Constraining the equation of state in modified gravity via universal relations

TL;DR

This paper investigates universal relations between neutron star parameters at maximum mass across various equations of state and modified gravity theories, highlighting the impact of gravity modifications on EOS constraints.

Contribution

It extends the universal relations to scalarized neutron stars in scalar-tensor theories and shows their dependence on gravity parameters, affecting EOS constraints.

Findings

Universal relations hold for scalarized neutron stars in modified gravity.

Relation parameters depend strongly on gravity theory parameters.

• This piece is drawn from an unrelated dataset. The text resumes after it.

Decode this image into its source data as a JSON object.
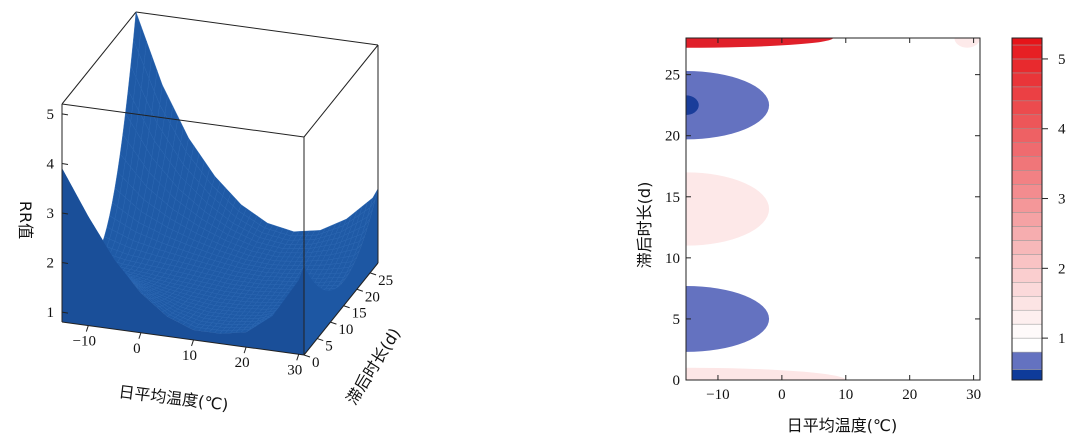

Modified gravity can significantly alter EOS constraints.

Abstract

Modern multi-messenger astronomical observations and heavy ion experiments provide new insights into the structure of compact objects. Nevertheless, much ambiguity remains when it comes to super dense matter above the nuclear saturation density such as that found within neutron stars. This work explores equation of state (EOS)-independent universal relations between the physical parameters of static neutron stars at the maximum-mass point, previously proven for General Relativity (GR) and used to constraint EOS candidates within the GR framework. We explore 53 different EOS candidates and prove that these relations hold for scalarized neutron stars in massive scalar-tensor theories, exploring also the effect of non-baryonic EOS. We further show that the relation's fit parameters are highly dependent on the theory's parameters. On the basis of these relations multiple constraints on the EOS can be derived and it turns out that they can be significantly different than the GR ones. This demonstrates the importance of taking into account the modified gravity effects even when imposing constraints on the EOS.